Closing the gap with community art

EMBRACING ART: Valma Tiffin, Ella Hollis, Tasmanian Aboriginal elder and poet Phyllis Pitchford at the Kings Meadows Community Health Centre.

EMBRACING ART: Valma Tiffin, Ella Hollis, Tasmanian Aboriginal elder and poet Phyllis Pitchford at the Kings Meadows Community Health Centre.

A sprawling mural was unveiled on Monday morning as part of the Kings Meadows Community Health Centre’s effort to “close the gap”. The mural, part of an ongoing project, was a collaboration between the Tasmanian Aboriginal community and the health centre.

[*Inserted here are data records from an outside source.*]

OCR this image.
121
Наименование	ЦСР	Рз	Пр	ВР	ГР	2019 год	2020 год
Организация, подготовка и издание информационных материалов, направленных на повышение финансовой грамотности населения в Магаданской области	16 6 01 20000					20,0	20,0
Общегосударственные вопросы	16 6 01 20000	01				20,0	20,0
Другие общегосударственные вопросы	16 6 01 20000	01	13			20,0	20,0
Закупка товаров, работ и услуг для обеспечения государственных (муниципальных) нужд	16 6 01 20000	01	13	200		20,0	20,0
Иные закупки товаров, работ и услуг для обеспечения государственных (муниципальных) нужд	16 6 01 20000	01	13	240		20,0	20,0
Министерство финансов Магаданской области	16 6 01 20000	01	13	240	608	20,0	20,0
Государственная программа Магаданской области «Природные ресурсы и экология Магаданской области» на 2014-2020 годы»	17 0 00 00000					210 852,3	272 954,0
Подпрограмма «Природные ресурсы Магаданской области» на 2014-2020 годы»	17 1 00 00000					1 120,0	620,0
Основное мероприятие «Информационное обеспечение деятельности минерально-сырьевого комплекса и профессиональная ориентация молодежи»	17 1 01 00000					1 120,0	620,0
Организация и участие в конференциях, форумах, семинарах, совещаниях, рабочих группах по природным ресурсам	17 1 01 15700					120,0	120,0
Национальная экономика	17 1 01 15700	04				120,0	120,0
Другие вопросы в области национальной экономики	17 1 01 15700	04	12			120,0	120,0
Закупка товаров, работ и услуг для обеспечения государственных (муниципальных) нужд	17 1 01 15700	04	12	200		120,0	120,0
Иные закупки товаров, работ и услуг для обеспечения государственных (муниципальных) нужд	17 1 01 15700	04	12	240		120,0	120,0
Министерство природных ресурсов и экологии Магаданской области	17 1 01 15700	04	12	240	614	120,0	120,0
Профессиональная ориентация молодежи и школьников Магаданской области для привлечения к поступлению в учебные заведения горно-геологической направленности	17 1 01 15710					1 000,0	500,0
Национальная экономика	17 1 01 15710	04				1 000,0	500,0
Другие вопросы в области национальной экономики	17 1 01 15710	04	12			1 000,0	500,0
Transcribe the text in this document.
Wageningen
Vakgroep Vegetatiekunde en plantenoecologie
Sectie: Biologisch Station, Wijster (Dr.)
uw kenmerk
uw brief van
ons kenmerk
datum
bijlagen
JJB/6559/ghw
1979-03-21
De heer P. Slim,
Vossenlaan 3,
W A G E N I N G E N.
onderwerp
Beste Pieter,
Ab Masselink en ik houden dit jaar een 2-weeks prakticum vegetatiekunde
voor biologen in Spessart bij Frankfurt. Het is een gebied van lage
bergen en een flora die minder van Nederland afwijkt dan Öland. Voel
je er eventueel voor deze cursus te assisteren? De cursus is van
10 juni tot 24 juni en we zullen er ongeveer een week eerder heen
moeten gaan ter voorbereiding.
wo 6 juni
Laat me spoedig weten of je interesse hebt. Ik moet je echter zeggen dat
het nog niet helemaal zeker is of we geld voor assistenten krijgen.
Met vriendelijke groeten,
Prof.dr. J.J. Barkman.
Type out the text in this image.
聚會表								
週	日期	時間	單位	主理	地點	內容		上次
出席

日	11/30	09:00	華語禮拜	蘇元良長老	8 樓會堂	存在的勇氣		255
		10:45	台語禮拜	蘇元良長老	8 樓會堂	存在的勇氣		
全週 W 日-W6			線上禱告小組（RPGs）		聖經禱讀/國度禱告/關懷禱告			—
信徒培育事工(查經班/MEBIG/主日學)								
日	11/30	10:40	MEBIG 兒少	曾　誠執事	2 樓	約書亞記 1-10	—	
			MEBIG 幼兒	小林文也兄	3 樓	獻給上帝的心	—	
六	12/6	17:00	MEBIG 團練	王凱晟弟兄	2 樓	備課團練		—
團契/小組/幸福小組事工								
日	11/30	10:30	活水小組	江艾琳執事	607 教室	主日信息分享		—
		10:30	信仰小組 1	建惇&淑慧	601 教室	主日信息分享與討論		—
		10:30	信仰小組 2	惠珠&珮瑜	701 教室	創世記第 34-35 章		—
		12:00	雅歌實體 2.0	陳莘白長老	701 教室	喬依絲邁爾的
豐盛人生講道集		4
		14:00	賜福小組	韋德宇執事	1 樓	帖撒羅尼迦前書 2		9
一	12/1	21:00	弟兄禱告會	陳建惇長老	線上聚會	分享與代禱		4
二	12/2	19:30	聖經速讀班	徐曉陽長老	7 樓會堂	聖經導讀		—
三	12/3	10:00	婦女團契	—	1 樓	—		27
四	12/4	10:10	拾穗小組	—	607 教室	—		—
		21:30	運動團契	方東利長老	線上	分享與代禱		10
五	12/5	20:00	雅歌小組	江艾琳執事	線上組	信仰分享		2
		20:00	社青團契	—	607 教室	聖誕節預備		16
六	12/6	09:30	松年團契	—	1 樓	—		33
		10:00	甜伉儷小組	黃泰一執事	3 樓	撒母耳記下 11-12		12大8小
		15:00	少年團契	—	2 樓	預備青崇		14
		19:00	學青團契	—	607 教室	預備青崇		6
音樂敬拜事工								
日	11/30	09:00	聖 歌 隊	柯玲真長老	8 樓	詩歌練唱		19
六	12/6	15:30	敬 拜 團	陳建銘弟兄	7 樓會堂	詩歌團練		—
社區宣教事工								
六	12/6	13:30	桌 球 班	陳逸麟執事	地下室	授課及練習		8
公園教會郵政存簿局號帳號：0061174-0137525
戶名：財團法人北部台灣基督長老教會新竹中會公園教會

Aboriginal artist Aunty Judith-Rose Thomas created the top and bottom of the 21-panel painting, with community members contributing various designs for its middle. A poem, Sad Memories, by prominent Tasmanian Aboriginal elder Aunty Phyllis Pitchford hung next to what she called the “beautiful piece of work”. Aunty Phyllis said art had an important role to play in closing the gap between the Indigenous and non-Indigenous. 

“The best way to tell a story is through art … it comes from the heart,” she said. 

She said access to health services for Aboriginals was “getting a lot better”. Senior social worker Michelle Nicholson said the mural aimed to make Aboriginal community members feel comfortable, understood and respected.